The goalposts have moved. Everything has changed. My outlook has shifted. New year, new me. A couple of months ago I was patiently waiting to see if I’d got a place at Berlin to earn my second star, and if I somehow got in I was planning on taking it exactly as seriously as I’d taken 95% of my races over the past four years including both marathons at London, i.e. not very. Get a nice pair of chunky comfortable support shoes, plod round the thing, probably mildly hungover, enjoying my day as best I could and then I could tick another one off the old list.
Now, the next marathon needs to be a fast one somewhere, anywhere, to try and qualify for one of the bigguns, and all of a sudden I need to reshape my approach to running completely again. Change everything. Run more. Run faster. Train harder, eat better. Drink less. New year, new me. I’m basically back to looking at advanced training plans, lightweight racing shoes and preparing to write off another six months of my life…why exactly? Oh yea, so I can maybe qualify for the chance to do it all over again somewhere else. USA, Germany or Japan. Ruin a holiday by running 26.2 miles and most likely then being unable to walk for the rest of it. Cool.

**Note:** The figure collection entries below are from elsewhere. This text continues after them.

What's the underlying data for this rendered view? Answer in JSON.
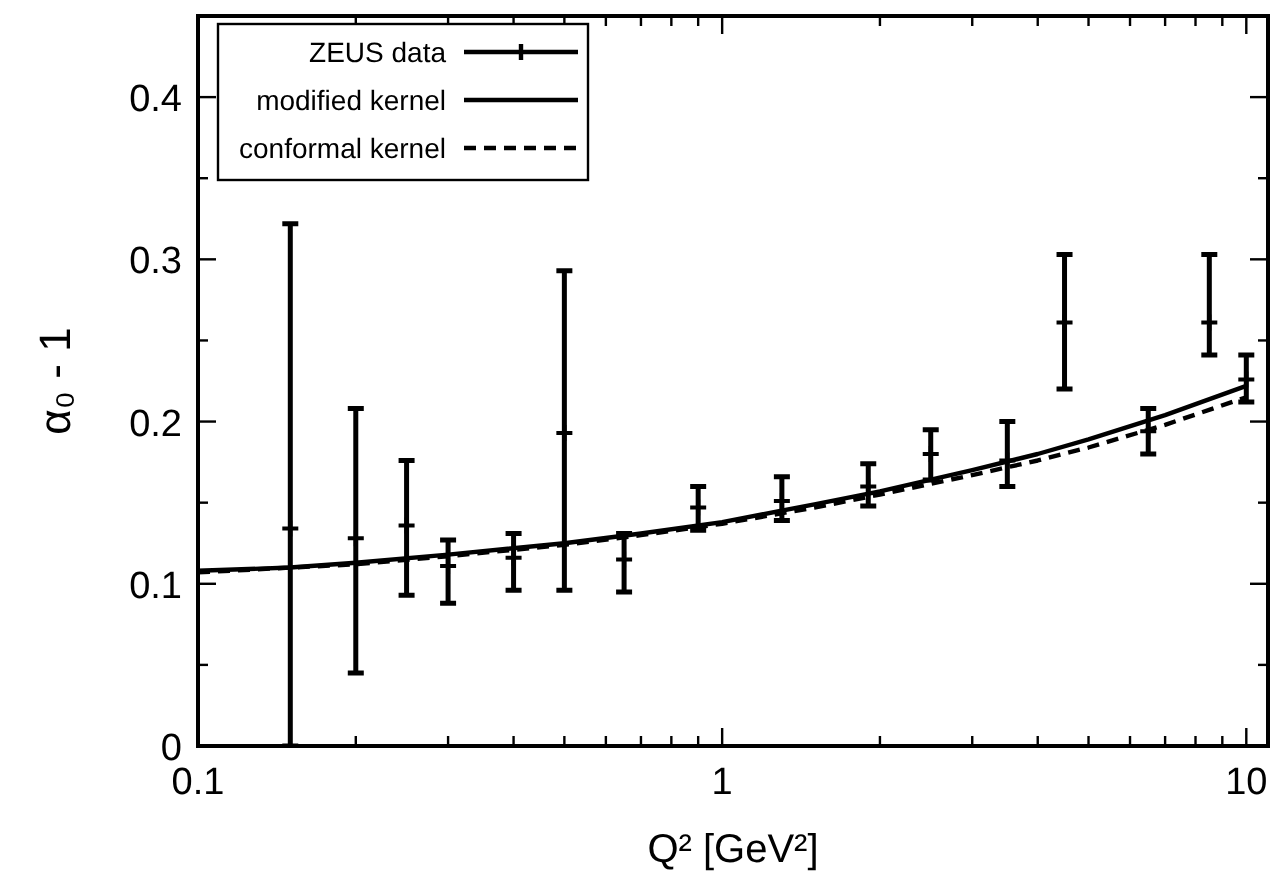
{
  "chart_data": {
    "type": "scatter",
    "xlabel": "Q² [GeV²]",
    "ylabel": "α₀ - 1",
    "log": "x",
    "xlim": [
      0.1,
      11
    ],
    "ylim": [
      0,
      0.45
    ],
    "xticks": [
      0.1,
      {
        "value": 0.2,
        "label": null
      },
      {
        "value": 0.3,
        "label": null
      },
      {
        "value": 0.4,
        "label": null
      },
      {
        "value": 0.5,
        "label": null
      },
      {
        "value": 0.6,
        "label": null
      },
      {
        "value": 0.7,
        "label": null
      },
      {
        "value": 0.8,
        "label": null
      },
      {
        "value": 0.9,
        "label": null
      },
      1,
      {
        "value": 2,
        "label": null
      },
      {
        "value": 3,
        "label": null
      },
      {
        "value": 4,
        "label": null
      },
      {
        "value": 5,
        "label": null
      },
      {
        "value": 6,
        "label": null
      },
      {
        "value": 7,
        "label": null
      },
      {
        "value": 8,
        "label": null
      },
      {
        "value": 9,
        "label": null
      },
      10
    ],
    "yticks": [
      0,
      {
        "value": 0.05,
        "label": null
      },
      0.1,
      {
        "value": 0.15,
        "label": null
      },
      0.2,
      {
        "value": 0.25,
        "label": null
      },
      0.3,
      {
        "value": 0.35,
        "label": null
      },
      0.4
    ],
    "legend": "top left",
    "grid": false,
    "series": [
      {
        "name": "ZEUS data",
        "marker": "cross",
        "color": "#000000",
        "x": [
          0.15,
          0.2,
          0.25,
          0.3,
          0.4,
          0.5,
          0.65,
          0.9,
          1.3,
          1.9,
          2.5,
          3.5,
          4.5,
          6.5,
          8.5,
          10
        ],
        "values": [
          0.134,
          0.128,
          0.136,
          0.111,
          0.116,
          0.193,
          0.115,
          0.147,
          0.151,
          0.16,
          0.18,
          0.176,
          0.261,
          0.194,
          0.261,
          0.226
        ],
        "errors": [
          [
            0,
            0.322
          ],
          [
            0.045,
            0.208
          ],
          [
            0.093,
            0.176
          ],
          [
            0.088,
            0.127
          ],
          [
            0.096,
            0.131
          ],
          [
            0.096,
            0.293
          ],
          [
            0.095,
            0.131
          ],
          [
            0.133,
            0.16
          ],
          [
            0.139,
            0.166
          ],
          [
            0.148,
            0.174
          ],
          [
            0.164,
            0.195
          ],
          [
            0.16,
            0.2
          ],
          [
            0.22,
            0.303
          ],
          [
            0.18,
            0.208
          ],
          [
            0.241,
            0.303
          ],
          [
            0.212,
            0.241
          ]
        ]
      },
      {
        "name": "modified kernel",
        "type": "line",
        "line_style": "solid",
        "marker": "none",
        "color": "#000000",
        "x": [
          0.1,
          0.15,
          0.2,
          0.3,
          0.5,
          0.7,
          1,
          1.5,
          2,
          3,
          4,
          5,
          7,
          10
        ],
        "values": [
          0.108,
          0.11,
          0.113,
          0.118,
          0.125,
          0.131,
          0.138,
          0.149,
          0.157,
          0.17,
          0.18,
          0.189,
          0.204,
          0.222
        ]
      },
      {
        "name": "conformal kernel",
        "type": "line",
        "line_style": "dashed",
        "marker": "none",
        "color": "#000000",
        "x": [
          0.1,
          0.15,
          0.2,
          0.3,
          0.5,
          0.7,
          1,
          1.5,
          2,
          3,
          4,
          5,
          7,
          10
        ],
        "values": [
          0.107,
          0.11,
          0.112,
          0.117,
          0.124,
          0.13,
          0.137,
          0.147,
          0.155,
          0.167,
          0.176,
          0.184,
          0.198,
          0.215
        ]
      }
    ]
  }
}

So here we are, the start of 2020 and the clock has been reset. The blog lives on (in its new guise) and we move onto the next challenge. Two years ago, I crossed the line in London and vowed “no more marathons”. Now, it’s “five more marathons”, plus the requisite races to try and qualify for them. Is it possible? Yes. Is it doable? Probably not. But it’s going to be a (deeply horrible) blast trying.
Only around 5,000 people on this earth have earned the Six Star medal, which puts it roughly on a par with climbing Mount Everest in terms of human achievement. It’s a bold and ridiculous idea and if I’m being honest I’m not sure it’s actually doable. The ballots are not kind to me, with close to a dozen London rejections now along with a pair from Berlin. What if this happens with every one of the remaining Majors? Boston doesn’t even have a ballot. To put it bluntly: I’m not expecting to complete this challenge any time soon, if at all.
But sod it, let’s have a go eh. I need something to aim for, and subsequently something new to blog about and bore you all shitless with after only curling out a solitary post in the latter half of 2019 despite running four races in September and October. If I’m serious about getting some more of these marathon stars, I can’t just sit back and wait for a ballot entry to swing my way. If I want them, I’ve got to go out there and try and earn them.
It’s all about change now as this grand new ambition begins to swing into view. I’m changing how I train. I’m changing which races I intend to run this year, with old favourites like Standalone and the Liverpool and Manchester halves likely to miss out in 2020. I’m changing from spring marathon to autumn marathon, with all the extra challenges summer training will bring. I’m changing my approach to what I eat and what I drink, what I wear. Everything is off the table. New year, new me.
Actually scratch that, it’s new year, same old me really isn’t it. It had to happen eventually didn’t it: I’m a marathon wanker again.